1. There was a good deal of missing data in the lab vcf file. This made me nervous, so I applied additional filtering to remove SNPs with missing data for more than ~10% of the individuals (by missing I mean no reads for a SNP for that individual). This dropped the number of SNPs from 116,721 to 41,258.

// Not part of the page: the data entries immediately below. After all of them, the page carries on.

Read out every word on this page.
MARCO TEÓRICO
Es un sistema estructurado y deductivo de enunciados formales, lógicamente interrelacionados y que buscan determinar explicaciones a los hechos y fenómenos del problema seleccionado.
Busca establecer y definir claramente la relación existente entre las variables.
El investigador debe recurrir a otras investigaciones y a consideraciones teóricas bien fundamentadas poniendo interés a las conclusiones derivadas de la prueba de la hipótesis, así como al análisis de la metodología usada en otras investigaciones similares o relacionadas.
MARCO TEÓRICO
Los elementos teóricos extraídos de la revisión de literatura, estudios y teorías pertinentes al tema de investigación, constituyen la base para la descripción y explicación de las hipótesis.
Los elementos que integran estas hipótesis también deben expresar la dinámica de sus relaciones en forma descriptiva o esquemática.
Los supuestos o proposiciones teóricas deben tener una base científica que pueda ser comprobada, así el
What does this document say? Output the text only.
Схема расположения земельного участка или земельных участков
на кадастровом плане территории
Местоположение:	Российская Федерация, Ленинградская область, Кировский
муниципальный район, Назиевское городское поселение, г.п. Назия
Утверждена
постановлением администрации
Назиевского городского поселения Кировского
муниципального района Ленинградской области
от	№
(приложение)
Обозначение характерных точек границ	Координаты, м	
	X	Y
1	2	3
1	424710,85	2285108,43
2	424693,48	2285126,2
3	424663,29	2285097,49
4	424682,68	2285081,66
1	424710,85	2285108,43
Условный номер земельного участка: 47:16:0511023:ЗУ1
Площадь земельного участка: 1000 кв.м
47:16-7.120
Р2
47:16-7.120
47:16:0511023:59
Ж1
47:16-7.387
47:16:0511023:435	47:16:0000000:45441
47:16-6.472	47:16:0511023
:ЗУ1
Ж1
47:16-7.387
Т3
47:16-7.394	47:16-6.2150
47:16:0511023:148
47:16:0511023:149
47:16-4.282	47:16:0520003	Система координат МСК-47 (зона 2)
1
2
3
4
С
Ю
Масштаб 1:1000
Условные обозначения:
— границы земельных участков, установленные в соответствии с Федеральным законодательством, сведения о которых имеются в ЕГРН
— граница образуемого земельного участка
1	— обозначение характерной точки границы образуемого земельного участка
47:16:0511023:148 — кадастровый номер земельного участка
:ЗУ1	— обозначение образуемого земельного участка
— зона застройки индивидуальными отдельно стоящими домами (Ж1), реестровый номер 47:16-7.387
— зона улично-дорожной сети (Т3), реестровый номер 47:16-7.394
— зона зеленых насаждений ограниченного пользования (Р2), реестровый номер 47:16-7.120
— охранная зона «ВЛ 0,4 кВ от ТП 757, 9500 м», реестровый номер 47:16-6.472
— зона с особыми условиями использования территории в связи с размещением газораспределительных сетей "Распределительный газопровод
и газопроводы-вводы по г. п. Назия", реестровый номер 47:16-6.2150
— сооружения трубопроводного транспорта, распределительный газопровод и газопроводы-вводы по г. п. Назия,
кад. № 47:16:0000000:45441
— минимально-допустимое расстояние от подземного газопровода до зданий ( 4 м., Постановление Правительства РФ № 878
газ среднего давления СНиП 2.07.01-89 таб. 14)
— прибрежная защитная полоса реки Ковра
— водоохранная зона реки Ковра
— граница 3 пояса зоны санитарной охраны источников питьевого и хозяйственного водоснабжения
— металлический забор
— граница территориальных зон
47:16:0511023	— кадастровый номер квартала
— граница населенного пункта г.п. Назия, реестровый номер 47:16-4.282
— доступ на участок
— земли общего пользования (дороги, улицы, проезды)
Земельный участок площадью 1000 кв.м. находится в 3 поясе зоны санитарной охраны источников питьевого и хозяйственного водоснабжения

2. My plan had then been to extract the genotype likelihoods and run the data through a program I developed for inferring ancestry frequencies (popanc). However, the genotype likelihoods were not fully encoded in the vcf files, and upon further reflection the approach would not be optimal here. Specifically, the very low number of parents included would result in high uncertainty in parental allele frequencies and thus in ancestry frequencies. Normally this would be fine/correct, but in this case the small populations of the parents that have been maintained suggest that most SNPs should be fixed. Thus, we have better estimates of allele frequencies (mostly 0 or 1) than the genetic data alone imply. Thus, I instead followed the approach of filtering to find those that looked like they were (likely) fixed between parents based and behaving properly based on patterns of segregation in the F1 and early generation BC.

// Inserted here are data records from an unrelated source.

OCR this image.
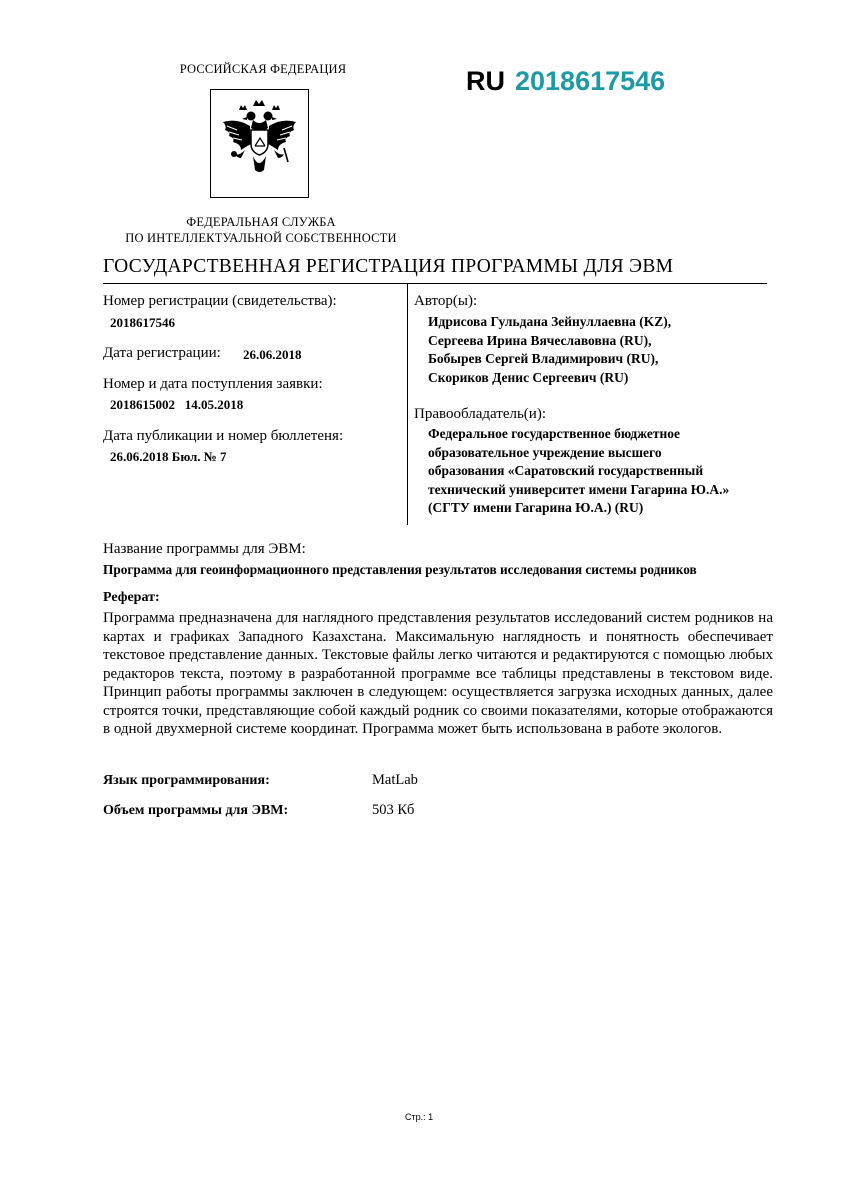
РОССИЙСКАЯ ФЕДЕРАЦИЯ
ФЕДЕРАЛЬНАЯ СЛУЖБА
ПО ИНТЕЛЛЕКТУАЛЬНОЙ СОБСТВЕННОСТИ
RU 2018617546
ГОСУДАРСТВЕННАЯ РЕГИСТРАЦИЯ ПРОГРАММЫ ДЛЯ ЭВМ
Номер регистрации (свидетельства):
2018617546
Дата регистрации: 26.06.2018
Номер и дата поступления заявки:
2018615002   14.05.2018
Дата публикации и номер бюллетеня:
26.06.2018 Бюл. № 7
Автор(ы):
Идрисова Гульдана Зейнуллаевна (KZ),
Сергеева Ирина Вячеславовна (RU),
Бобырев Сергей Владимирович (RU),
Скориков Денис Сергеевич (RU)
Правообладатель(и):
Федеральное государственное бюджетное
образовательное учреждение высшего
образования «Саратовский государственный
технический университет имени Гагарина Ю.А.»
(СГТУ имени Гагарина Ю.А.) (RU)
Название программы для ЭВМ:
Программа для геоинформационного представления результатов исследования системы родников
Реферат:
Программа предназначена для наглядного представления результатов исследований систем родников на картах и графиках Западного Казахстана. Максимальную наглядность и понятность обеспечивает текстовое представление данных. Текстовые файлы легко читаются и редактируются с помощью любых редакторов текста, поэтому в разработанной программе все таблицы представлены в текстовом виде. Принцип работы программы заключен в следующем: осуществляется загрузка исходных данных, далее строятся точки, представляющие собой каждый родник со своими показателями, которые отображаются в одной двухмерной системе координат. Программа может быть использована в работе экологов.
Язык программирования:	MatLab
Объем программы для ЭВМ:	503 Кб
Стр.: 1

3. I then generated simple ancestry frequency estimates for each SNP. These are in the attached plots and basically mirror what you had already (which is nice, but doesn't add to what you have done).

4. The novel thing I have done so far is develop null simulations to ask what ancestry frequencies are expected given the history of backcrossing and drift (using data/information from Manfred). The answer is that all SNPs should be fixed for X. hellerii alleles/ancestry. For the SNPs where this is not true (see plots) one can reject the null drift hypothesis with p < 0.0001 (probably much less than that, this just reflects the precision based on the number of simulations). Thus you have pretty convincing evidence of selection favoring (and thus retaining) maculatus ancestry at various places in the genome (including the ones you highlight). This doesn't mean all of these SNPs are directly under selection of course, much of this is probably indirect selection via LD with causal variants, but still it implicates selection as a substantial contributor to patters of ancestry in the hybrids.

5. The next step would be to infer actual selection coefficients. I can have these this weekend if it is interest.